Mais en chemin, le peuple perdit courage.
Il récrimina contre Dieu et contre Moïse :
« Pourquoi nous avoir fait monter d’Égypte ?
Était-ce pour nous faire mourir dans le désert,
où il n’y a ni pain ni eau ?
Nous sommes dégoûtés de cette nourriture misérable ! »
Alors le Seigneur envoya contre le peuple
des serpents à la morsure brûlante,
et beaucoup en moururent dans le peuple d’Israël.
Le peuple vint vers Moïse et dit :
« Nous avons péché,
en récriminant contre le Seigneur et contre toi.
Intercède auprès du Seigneur
pour qu’il éloigne de nous les serpents. »
Moïse intercéda pour le peuple,
et le Seigneur dit à Moïse :
« Fais-toi un serpent brûlant,
et dresse-le au sommet d’un mât :
tous ceux qui auront été mordus,
qu’ils le regardent, alors ils vivront ! »
Moïse fit un serpent de bronze
et le dressa au sommet du mât.
Quand un homme était mordu par un serpent,
et qu’il regardait vers le serpent de bronze,
il restait en vie !
ÉVANGILE DE JÉSUS CHRIST SELON SAINT JEAN (8, 21-30)
En ce temps-là, Jésus disait aux Pharisiens : « Je m’en vais ; vous me chercherez, et vous mourrez dans votre péché. Là où moi je vais, vous ne pouvez pas aller. »
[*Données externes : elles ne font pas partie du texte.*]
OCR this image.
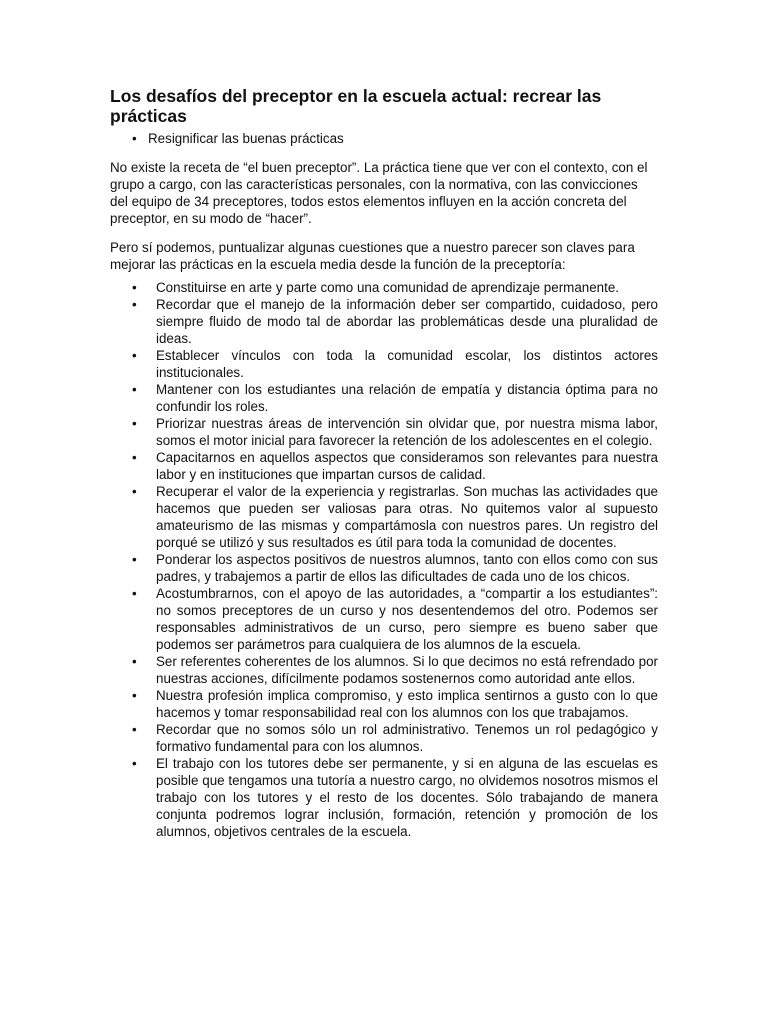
Los desafíos del preceptor en la escuela actual: recrear las prácticas
• Resignificar las buenas prácticas

No existe la receta de “el buen preceptor”. La práctica tiene que ver con el contexto, con el grupo a cargo, con las características personales, con la normativa, con las convicciones del equipo de 34 preceptores, todos estos elementos influyen en la acción concreta del preceptor, en su modo de “hacer”.

Pero sí podemos, puntualizar algunas cuestiones que a nuestro parecer son claves para mejorar las prácticas en la escuela media desde la función de la preceptoría:

• Constituirse en arte y parte como una comunidad de aprendizaje permanente.
• Recordar que el manejo de la información deber ser compartido, cuidadoso, pero siempre fluido de modo tal de abordar las problemáticas desde una pluralidad de ideas.
• Establecer vínculos con toda la comunidad escolar, los distintos actores institucionales.
• Mantener con los estudiantes una relación de empatía y distancia óptima para no confundir los roles.
• Priorizar nuestras áreas de intervención sin olvidar que, por nuestra misma labor, somos el motor inicial para favorecer la retención de los adolescentes en el colegio.
• Capacitarnos en aquellos aspectos que consideramos son relevantes para nuestra labor y en instituciones que impartan cursos de calidad.
• Recuperar el valor de la experiencia y registrarlas. Son muchas las actividades que hacemos que pueden ser valiosas para otras. No quitemos valor al supuesto amateurismo de las mismas y compartámosla con nuestros pares. Un registro del porqué se utilizó y sus resultados es útil para toda la comunidad de docentes.
• Ponderar los aspectos positivos de nuestros alumnos, tanto con ellos como con sus padres, y trabajemos a partir de ellos las dificultades de cada uno de los chicos.
• Acostumbrarnos, con el apoyo de las autoridades, a “compartir a los estudiantes”: no somos preceptores de un curso y nos desentendemos del otro. Podemos ser responsables administrativos de un curso, pero siempre es bueno saber que podemos ser parámetros para cualquiera de los alumnos de la escuela.
• Ser referentes coherentes de los alumnos. Si lo que decimos no está refrendado por nuestras acciones, difícilmente podamos sostenernos como autoridad ante ellos.
• Nuestra profesión implica compromiso, y esto implica sentirnos a gusto con lo que hacemos y tomar responsabilidad real con los alumnos con los que trabajamos.
• Recordar que no somos sólo un rol administrativo. Tenemos un rol pedagógico y formativo fundamental para con los alumnos.
• El trabajo con los tutores debe ser permanente, y si en alguna de las escuelas es posible que tengamos una tutoría a nuestro cargo, no olvidemos nosotros mismos el trabajo con los tutores y el resto de los docentes. Sólo trabajando de manera conjunta podremos lograr inclusión, formación, retención y promoción de los alumnos, objetivos centrales de la escuela.
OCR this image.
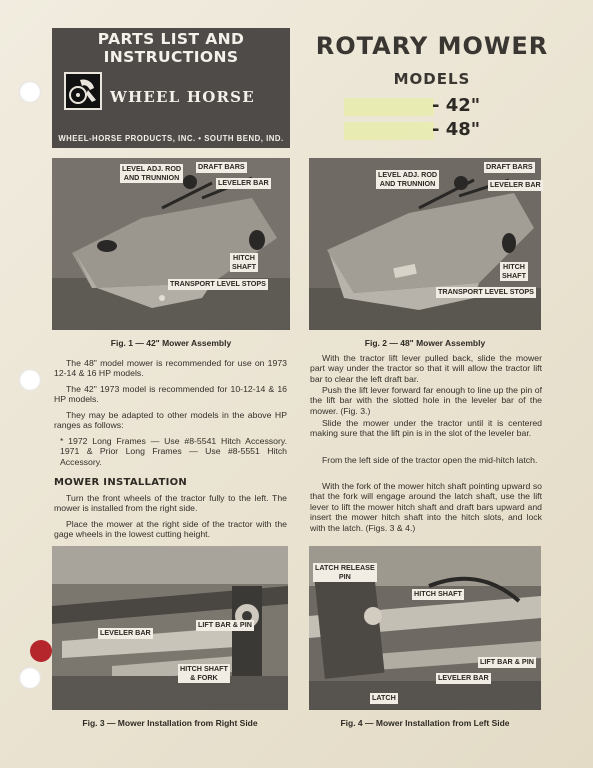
PARTS LIST AND INSTRUCTIONS
WHEEL HORSE
WHEEL-HORSE PRODUCTS, INC. • SOUTH BEND, IND.
ROTARY MOWER
MODELS
- 42"
- 48"
LEVEL ADJ. ROD
AND TRUNNION
DRAFT BARS
LEVELER BAR
HITCH
SHAFT
TRANSPORT LEVEL STOPS
Fig. 1 — 42" Mower Assembly
LEVEL ADJ. ROD
AND TRUNNION
DRAFT BARS
LEVELER BAR
HITCH
SHAFT
TRANSPORT LEVEL STOPS
Fig. 2 — 48" Mower Assembly
The 48" model mower is recommended for use on 1973 12-14 & 16 HP models.
The 42" 1973 model is recommended for 10-12-14 & 16 HP models.
They may be adapted to other models in the above HP ranges as follows:
* 1972 Long Frames — Use #8-5541 Hitch Accessory. 1971 & Prior Long Frames — Use #8-5551 Hitch Accessory.
MOWER INSTALLATION
Turn the front wheels of the tractor fully to the left. The mower is installed from the right side.
Place the mower at the right side of the tractor with the gage wheels in the lowest cutting height.
With the tractor lift lever pulled back, slide the mower part way under the tractor so that it will allow the tractor lift bar to clear the left draft bar.
Push the lift lever forward far enough to line up the pin of the lift bar with the slotted hole in the leveler bar of the mower. (Fig. 3.)
Slide the mower under the tractor until it is centered making sure that the lift pin is in the slot of the leveler bar.
From the left side of the tractor open the mid-hitch latch.
With the fork of the mower hitch shaft pointing upward so that the fork will engage around the latch shaft, use the lift lever to lift the mower hitch shaft and draft bars upward and insert the mower hitch shaft into the hitch slots, and lock with the latch. (Figs. 3 & 4.)
LEVELER BAR
LIFT BAR & PIN
HITCH SHAFT
& FORK
Fig. 3 — Mower Installation from Right Side
LATCH RELEASE
PIN
HITCH SHAFT
LIFT BAR & PIN
LEVELER BAR
LATCH
Fig. 4 — Mower Installation from Left Side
Les Juifs disaient : « Veut-il donc se donner la mort, puisqu’il dit : “Là où moi je vais, vous ne pouvez pas aller” ? » Il leur répondit : « Vous, vous êtes d’en bas ; moi, je suis d’en haut. Vous, vous êtes de ce monde; moi, je ne suis pas de ce monde. C’est pourquoi je vous ai dit que vous mourrez dans vos péchés. En effet, si vous ne croyez pas que moi, JE SUIS, vous mourrez dans vos péchés. »
Alors, ils lui demandaient : « Toi, qui es-tu ? » Jésus leur répondit : « Je n’ai pas cessé de vous le dire. À votre sujet, j’ai beaucoup à dire et à juger. D’ailleurs Celui qui m’a envoyé dit la vérité, et ce que j’ai entendu de lui, je le dis pour le monde. » Ils ne comprirent pas qu’il leur parlait du Père.
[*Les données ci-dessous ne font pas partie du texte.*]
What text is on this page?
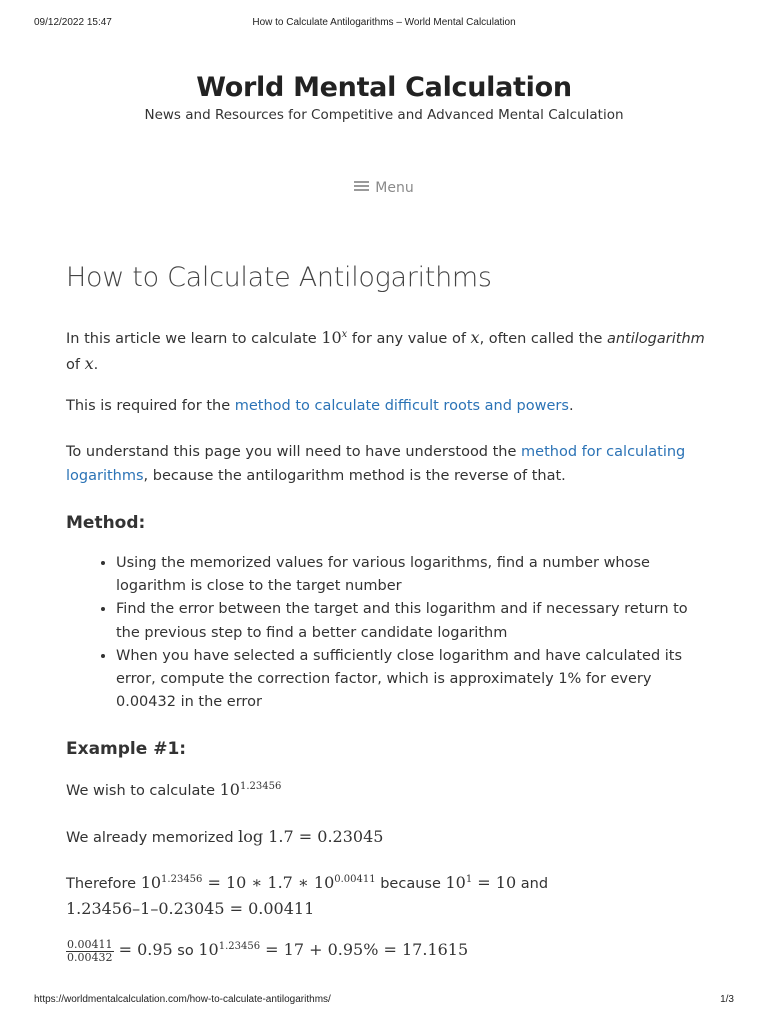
09/12/2022 15:47	How to Calculate Antilogarithms – World Mental Calculation
World Mental Calculation
News and Resources for Competitive and Advanced Mental Calculation
Menu
How to Calculate Antilogarithms

In this article we learn to calculate 10$^x$ for any value of x, often called the antilogarithm of x.

This is required for the method to calculate difficult roots and powers.

To understand this page you will need to have understood the method for calculating logarithms, because the antilogarithm method is the reverse of that.

Method:
• Using the memorized values for various logarithms, find a number whose logarithm is close to the target number
• Find the error between the target and this logarithm and if necessary return to the previous step to find a better candidate logarithm
• When you have selected a sufficiently close logarithm and have calculated its error, compute the correction factor, which is approximately 1% for every 0.00432 in the error
Example #1:

We wish to calculate $10^{1.23456}$

We already memorized log 1.7 = 0.23045

Therefore $10^{1.23456} = 10$ ∗ 1.7 ∗ $10^{0.00411}$ because $10^1 = 10$ and
1.23456–1–0.23045 = 0.00411

$\frac{0.00411}{0.00432} = 0.95$ so $10^{1.23456} = 17 + 0.95\% = 17.1615$

https://worldmentalcalculation.com/how-to-calculate-antilogarithms/	1/3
Jésus leur déclara : « Quand vous aurez élevé le Fils de l’homme, alors vous comprendrez que moi, JE SUIS, et que je ne fais rien de moi-même ; ce que je dis là, je le dis comme le Père me l’a enseigné. Celui qui m’a envoyé est avec moi ; il ne m’a pas laissé seul, parce que je fais toujours ce qui lui est agréable. »
Sur ces paroles de Jésus, beaucoup crurent en lui.
Homélie
Chaque année revient cet étrange texte où pour être guérie d’une morsure d’un serpent la personne mordue doit regarder une représentation du serpent au sommet d’un mât. Ces serpents ont été envoyés par Dieu pour punir son peuple d’avoir perdu courage et surtout d’avoir perdu confiance en ce Dieu qui le guidait dans le désert par l’entremise de Moïse.
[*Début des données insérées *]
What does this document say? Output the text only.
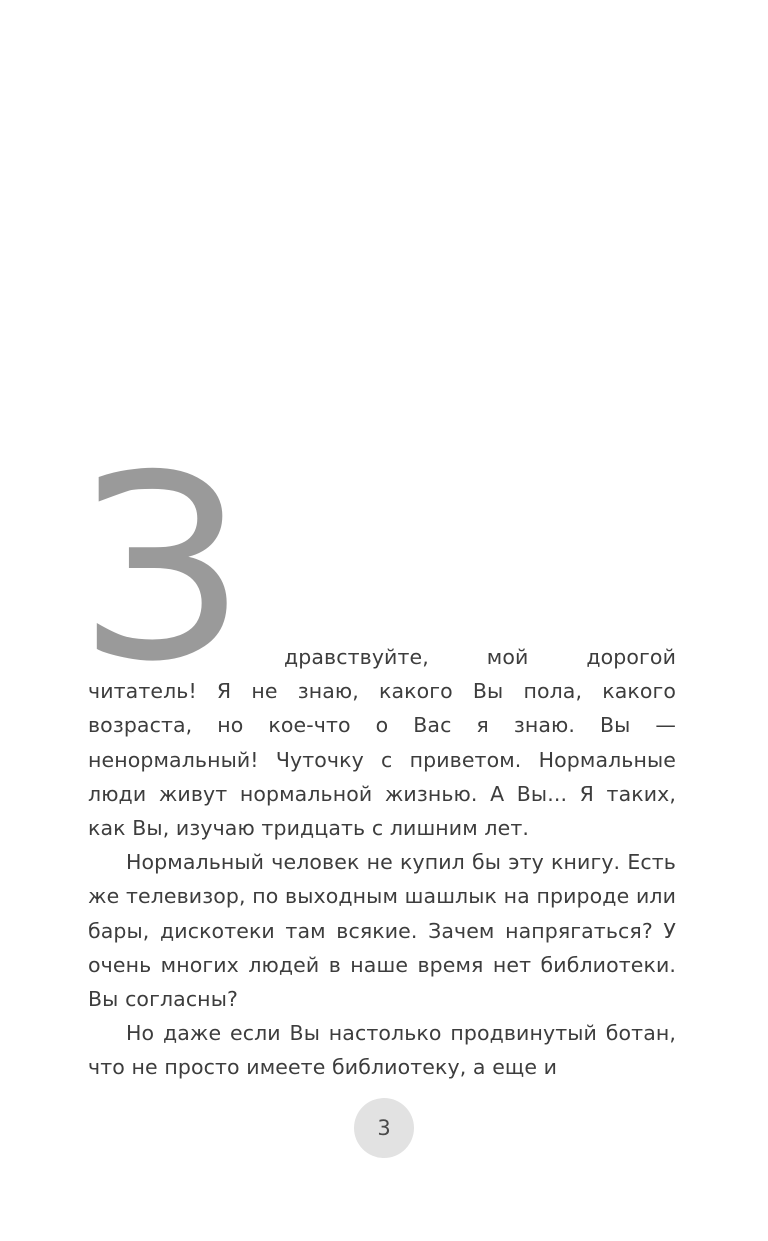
З	дравствуйте, мой дорогой читатель! Я не знаю, какого Вы пола, какого возраста, но кое-что о Вас я знаю. Вы — ненормальный! Чуточку с приветом. Нормальные люди живут нормальной жизнью. А Вы... Я таких, как Вы, изучаю тридцать с лишним лет.

Нормальный человек не купил бы эту книгу. Есть же телевизор, по выходным шашлык на природе или бары, дискотеки там всякие. Зачем напрягаться? У очень многих людей в наше время нет библиотеки. Вы согласны?

Но даже если Вы настолько продвинутый ботан, что не просто имеете библиотеку, а еще и

3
Étrange thérapie! Pourtant, aucune thérapie visant à éradiquer les dépendances à l’alcool, aux drogues, au jeu, à la pornographie ou que sais-je encore, ne peut être entreprise sans une prise de conscience réelle de l’état de la personne en question. Il faut que la personne soit capable de se regarder en face et de nommer son mal. Tout peut commencer quand elle fixe son regard sur son ‘serpent de bronze’, si je puis m’exprimer ainsi.
Nous savons tous que cette prise de conscience est difficile. D’ailleurs, qui est capable de s’objectiver soi-même? Nous nous voyons mais sans nous voir. L’image que nous nous faisons de nous-mêmes correspond rarement à ce que nous sommes. L’appel de Socrate ‘Connais-toi, toi-même!’ est un défi lancé à chacun de nous. D’ailleurs, le pape François alors qu’en bon jésuite il discourait sur le discernement insistait sur la nécessité de se connaître soi-même. Je le cite. « J’en suis venu à la conclusion que le plus grand obstacle au véritable discernement (et à une réelle croissance dans la prière) n’est pas la nature intangible de Dieu, mais le fait que nous ne nous connaissons pas suffisamment, et que nous ne voulons même pas nous connaître tels que nous sommes vraiment. Nous nous cachons presque tous derrière un masque, non seulement devant les autres, mais aussi lorsque nous nous regardons dans le miroir. »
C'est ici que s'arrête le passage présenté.